Indeed, if we were to require all firms to follow one approach, we may in fact favor one business model over another, and cause even greater concentration in the industry.

I expect to have more to say about this in the weeks to come.

Cross-Border Application of Swap Rules

This fall, I also expect the Commission will consider a rule addressing certain aspects of the cross-border application of our swaps rules. Of course, we’ve been addressing cross-border issues and cross-border harmonization in many ways. We harmonized margin requirements, reached an equivalence accord with Europe on clearinghouse regulation, and are helping to lead the international work taking place on clearinghouse resilience, recovery and resolution that I described earlier. We have also issued several exempt orders for clearinghouses and registration orders for foreign boards of trade, and we are looking at trading rules. This fall, I also hope we can consider the issues pertaining to when a non-U.S. swap dealer uses personnel in the United States to “arrange, negotiate or execute” swaps. As you may know, the CFTC staff issued guidance on this subject three years ago, which said such firms should be subject to the same transaction-level requirements as a U.S. swap dealer. The agency later postponed and also solicited comments on that guidance. And we recently extended that postponement.

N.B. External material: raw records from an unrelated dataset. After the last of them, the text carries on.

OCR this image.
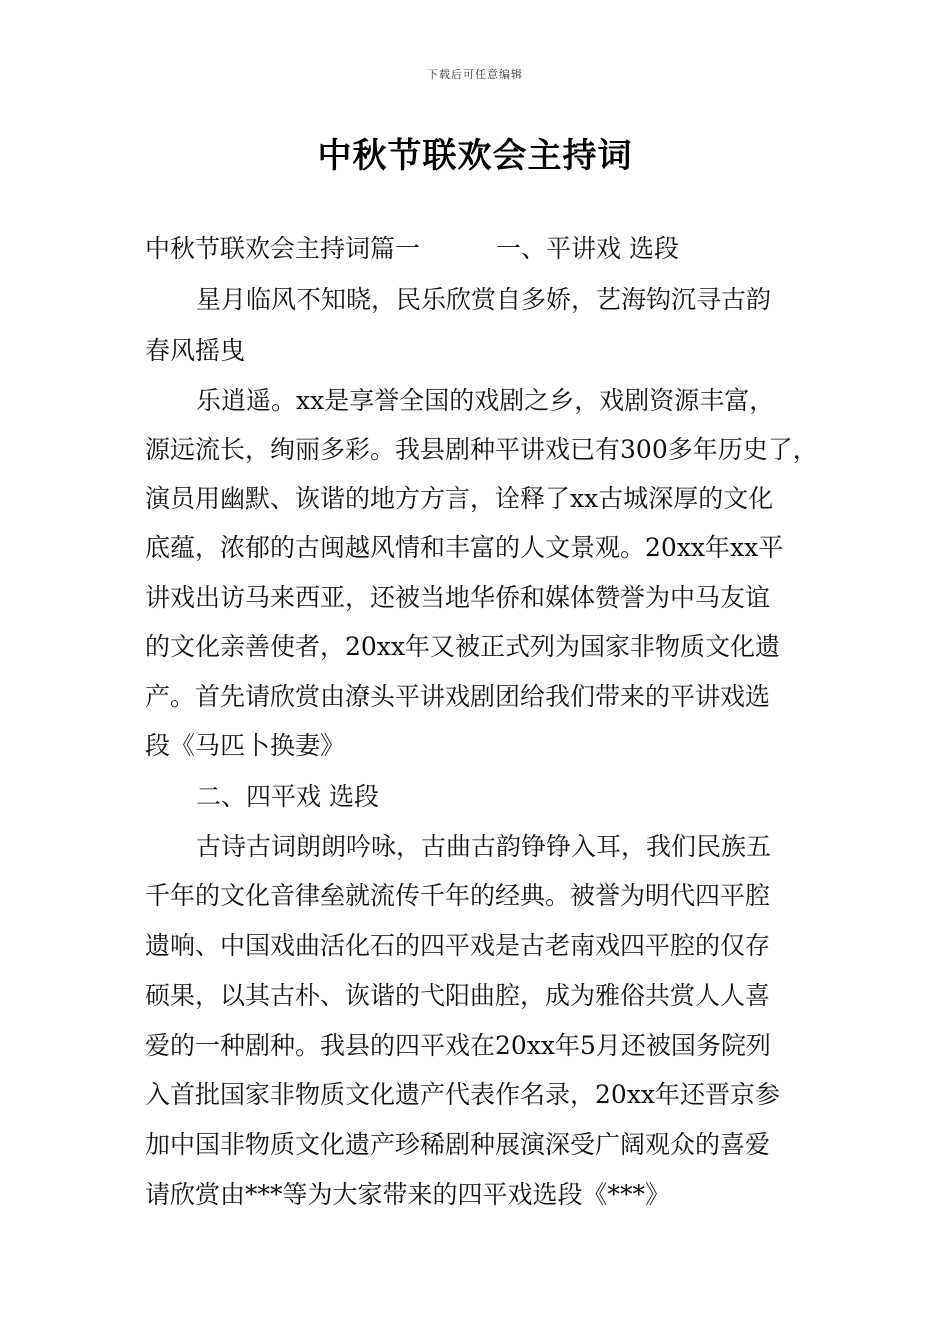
下载后可任意编辑
中秋节联欢会主持词
中秋节联欢会主持词篇一	一、平讲戏 选段
星月临风不知晓，民乐欣赏自多娇，艺海钩沉寻古韵
春风摇曳
乐逍遥。xx是享誉全国的戏剧之乡，戏剧资源丰富，
源远流长，绚丽多彩。我县剧种平讲戏已有300多年历史了，
演员用幽默、诙谐的地方方言，诠释了xx古城深厚的文化
底蕴，浓郁的古闽越风情和丰富的人文景观。20xx年xx平
讲戏出访马来西亚，还被当地华侨和媒体赞誉为中马友谊
的文化亲善使者，20xx年又被正式列为国家非物质文化遗
产。首先请欣赏由潦头平讲戏剧团给我们带来的平讲戏选
段《马匹卜换妻》
二、四平戏 选段
古诗古词朗朗吟咏，古曲古韵铮铮入耳，我们民族五
千年的文化音律垒就流传千年的经典。被誉为明代四平腔
遗响、中国戏曲活化石的四平戏是古老南戏四平腔的仅存
硕果，以其古朴、诙谐的弋阳曲腔，成为雅俗共赏人人喜
爱的一种剧种。我县的四平戏在20xx年5月还被国务院列
入首批国家非物质文化遗产代表作名录，20xx年还晋京参
加中国非物质文化遗产珍稀剧种展演深受广阔观众的喜爱
请欣赏由***等为大家带来的四平戏选段《***》
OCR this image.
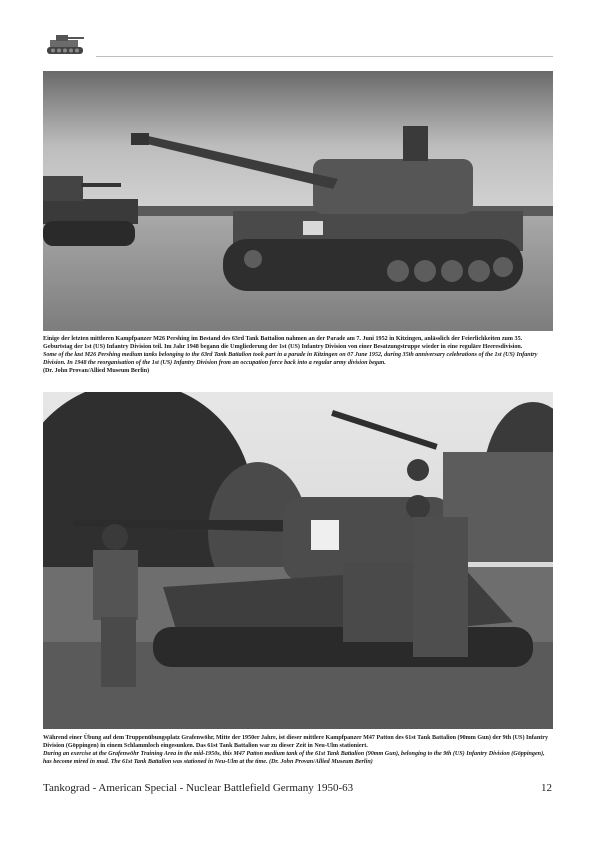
Einige der letzten mittleren Kampfpanzer M26 Pershing im Bestand des 63rd Tank Battalion nahmen an der Parade am 7. Juni 1952 in Kitzingen, anlässlich der Feierlichkeiten zum 35. Geburtstag der 1st (US) Infantry Division teil. Im Jahr 1948 begann die Umgliederung der 1st (US) Infantry Division von einer Besatzungstruppe wieder in eine reguläre Heeresdivision.

Some of the last M26 Pershing medium tanks belonging to the 63rd Tank Battalion took part in a parade in Kitzingen on 07 June 1952, during 35th anniversary celebrations of the 1st (US) Infantry Division. In 1948 the reorganisation of the 1st (US) Infantry Division from an occupation force back into a regular army division began.

(Dr. John Provan/Allied Museum Berlin)

Während einer Übung auf dem Truppenübungsplatz Grafenwöhr, Mitte der 1950er Jahre, ist dieser mittlere Kampfpanzer M47 Patton des 61st Tank Battalion (90mm Gun) der 9th (US) Infantry Division (Göppingen) in einem Schlammloch eingesunken. Das 61st Tank Battalion war zu dieser Zeit in Neu-Ulm stationiert.

During an exercise at the Grafenwöhr Training Area in the mid-1950s, this M47 Patton medium tank of the 61st Tank Battalion (90mm Gun), belonging to the 9th (US) Infantry Division (Göppingen), has become mired in mud. The 61st Tank Battalion was stationed in Neu-Ulm at the time. (Dr. John Provan/Allied Museum Berlin)

Tankograd - American Special - Nuclear Battlefield Germany 1950-63	12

I have often said that physical activity within the territory of the Unites States is a traditional basis for jurisdiction, and should be when it comes to our rules as well. The question is which particular standards or rules should apply when transactions involve arranging, negotiating or executing a swap in the U.S. That is what I hope we can begin to consider in a rule-making this fall.

ADDITIONAL PRIORITIES

There is more going on, of course. In the months ahead, I will ask the Commission to consider some proposed rule changes to improve trading on swap execution facilities that are consistent with the no-action letters we have issued over the past couple of years, and I expect that we will have additional proposals to improve swap data reporting. And I’m working hard to finalize our rule setting position limits by the end of this year.

CONCLUSION

And let me just say that our ambitious agenda is only possible because of the talented and dedicated staff at the CFTC. I want to thank all of our employees for their diligent work on these and other important activities. And I also want to thank my colleagues, Commissioners Bowen and Giancarlo for their dedication and contributions. I believe we have, and will continue to, work together collaboratively and constructively to get things done.

Thank you very much. I’d be pleased to take your questions.